Poster Presentation 35th Lorne Cancer Conference 2023

Developing and characterising a novel age-appropriate preclinical model for paediatric medulloblastoma (#101)

Zahra Abbas 1 2 , Omar Elaskalani 2 , Iley Johnson 2 , Jenny Truong 2 , Allison Wan 2 , Hilary Hii 2 , Meegan Howlett 1 2 , Merridee Wouters 2 , Timo Lassmann 1 2 , Terrance Johns 1 2 , Joost Lesterhuis 1 2 , Raelene Endersby 1 2
  1. The University of Western Australia, Perth, Western Australia
  2. Telethon Kids Institute, Nedlands, WESTERN AUSTRALIA, Australia

Background: Childhood cancers have fewer treatment options than adult cancers, especially in the relapsed setting. Medulloblastoma is the most common childhood brain cancer, and survival outcomes for children with aggressive subtypes have plateaued over recent decades. Preclinical models are critical for the identification of therapeutic targets and the development of new clinical trials for rare childhood brain cancers. Despite the significant biological differences between children and adults, almost all preclinical research on paediatric cancer is carried out using adult mouse models, overlooking age-related differences in the immune system, metabolism, and growth factor signalling. Methods: We have developed a novel mouse model of Group 3 medulloblastoma that recapitulates tumour growth within the context of the paediatric cerebellum which continues to develop in mammals postnatally. MRI, in vivo bioluminescence imaging, flow cytometry, immunohistochemistry, and both bulk and single cell RNA sequencing was applied to understand the impact of the developing brain microenvironment on these cancers. Results: Myc-amplified medulloblastomas grow faster in juvenile hosts than adult hosts. Gene set enrichment analysis suggests that enhanced Myc signalling drives accelerated tumour growth in paediatric mice, and that altered immune transcriptional profiles may contribute to tumour growth in our paediatric model.

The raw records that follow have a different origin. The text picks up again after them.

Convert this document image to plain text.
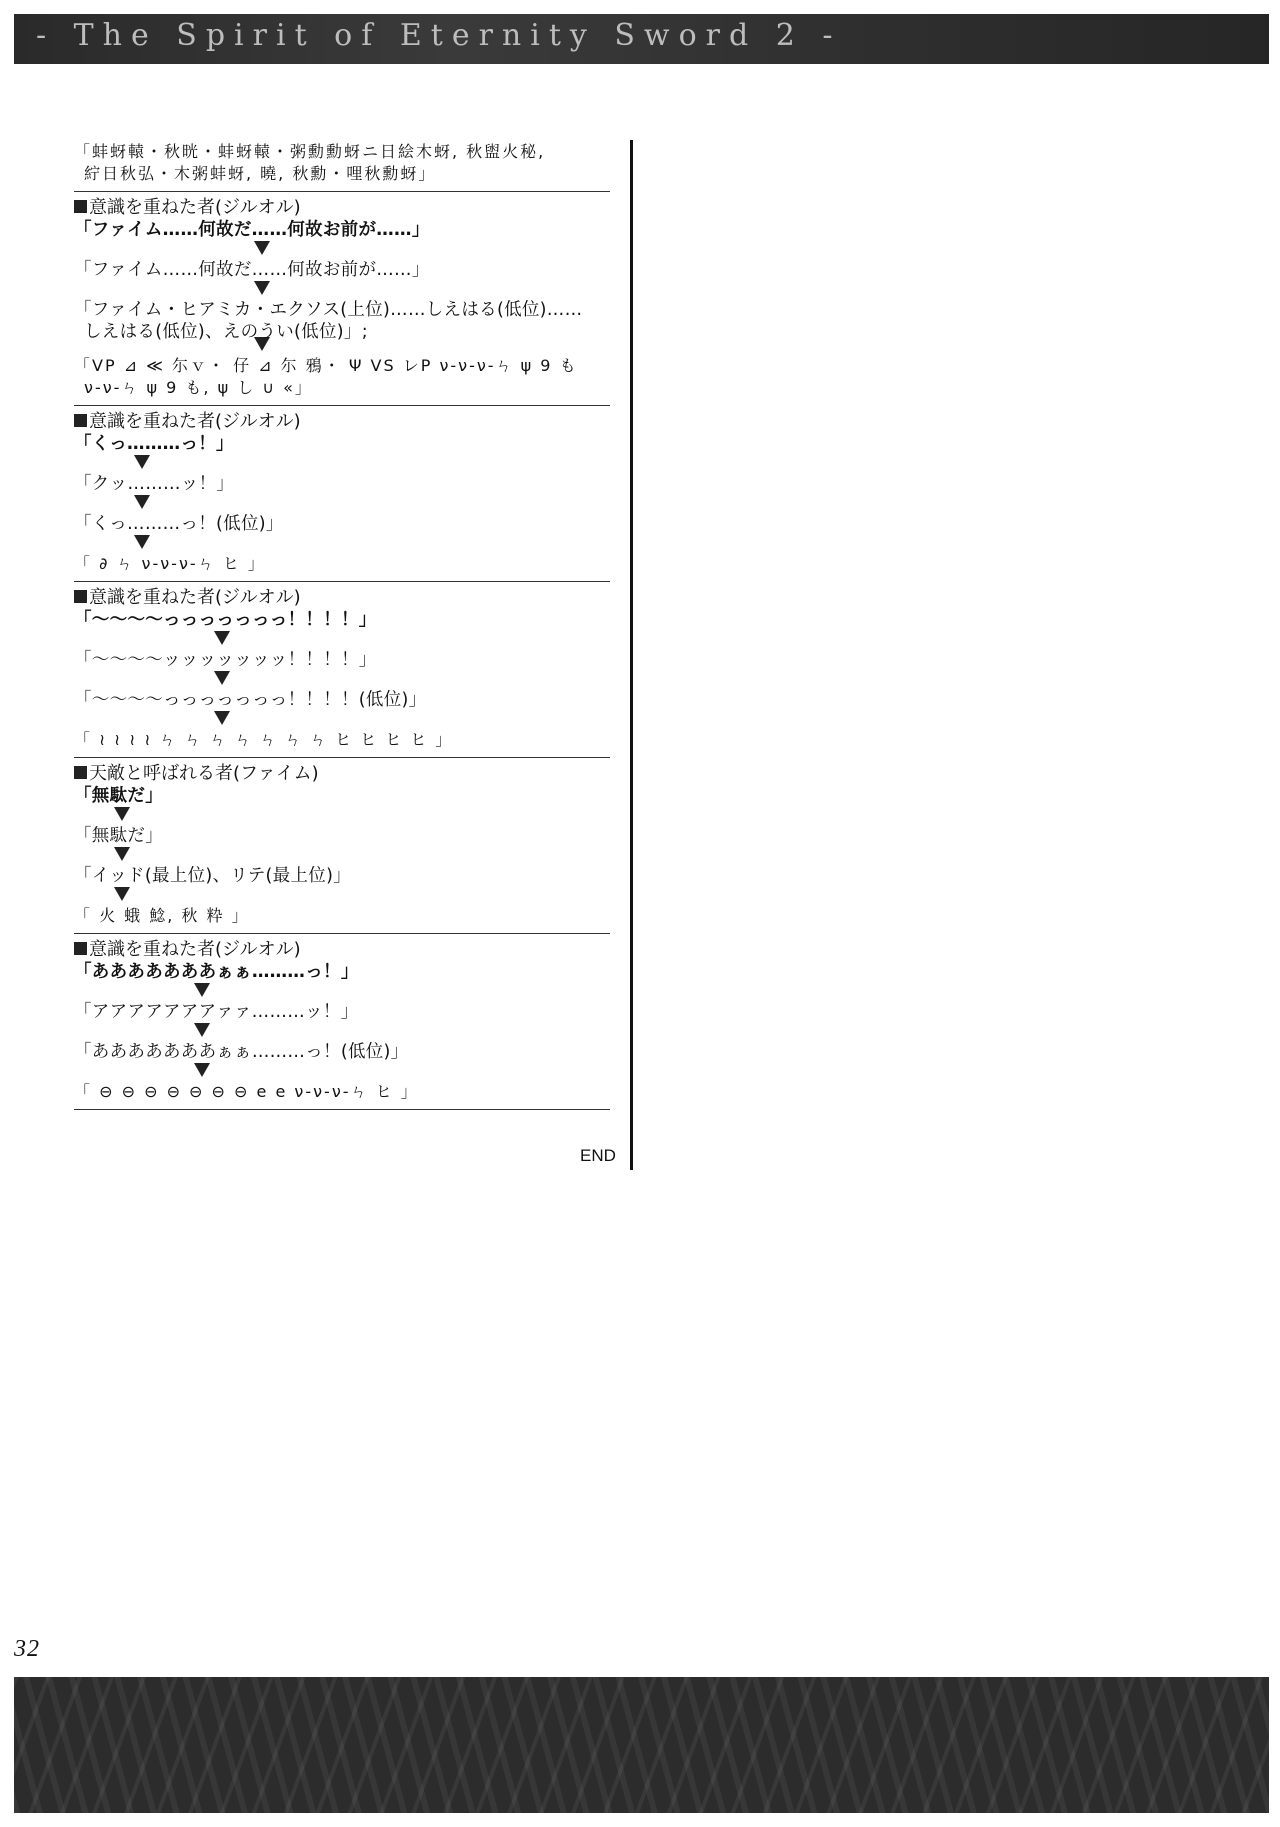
- The Spirit of Eternity Sword 2 -
「蚌蚜轅・秋晄・蚌蚜轅・粥勳勳蚜ニ日絵木蚜, 秋盥火秘,
紵日秋弘・木粥蚌蚜, 曉, 秋勳・哩秋勳蚜」
意識を重ねた者(ジルオル)
「ファイム……何故だ……何故お前が……」
「ファイム……何故だ……何故お前が……」
「ファイム・ヒアミカ・エクソス(上位)……しえはる(低位)……
しえはる(低位)、えのうい(低位)」;
「VP ⊿ ≪ 尓ｖ・ 仔 ⊿ 尓 鴉・ Ψ VS レP ν-ν-ν-ㄣ ψ 9 も
ν-ν-ㄣ ψ 9 も, ψ し ∪ «」
意識を重ねた者(ジルオル)
「くっ………っ！」
「クッ………ッ！」
「くっ………っ！(低位)」
「 ∂ ㄣ ν-ν-ν-ㄣ ヒ 」
意識を重ねた者(ジルオル)
「～～～～っっっっっっっ！！！！」
「～～～～ッッッッッッッ！！！！」
「～～～～っっっっっっっ！！！！(低位)」
「 ≀ ≀ ≀ ≀ ㄣ ㄣ ㄣ ㄣ ㄣ ㄣ ㄣ ヒ ヒ ヒ ヒ 」
天敵と呼ばれる者(ファイム)
「無駄だ」
「無駄だ」
「イッド(最上位)、リテ(最上位)」
「 火 蛾 鯰, 秋 粋 」
意識を重ねた者(ジルオル)
「あああああああぁぁ………っ！」
「アアアアアアアァァ………ッ！」
「あああああああぁぁ………っ！(低位)」
「 ⊖ ⊖ ⊖ ⊖ ⊖ ⊖ ⊖ e e ν-ν-ν-ㄣ ヒ 」
END
32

Differences in tumour immune microenvironment were also detected between juvenile and adult mice using flow cytometry and immunohistochemistry. Conclusion: The differences observed in medulloblastoma growth kinetics and microenvironment in our novel paediatric model highlights the importance of using biologically accurate preclinical models for childhood medulloblastoma. This, and other new paediatric brain cancer models currently being developed, will allow for the identification of novel therapeutic targets specific for the paediatric setting. Moreover, with these paediatric models developmental-specific side effects of treatment can be rigorously assessed, enabling design of more appropriate clinical trials to improve outcomes for children with brain cancer.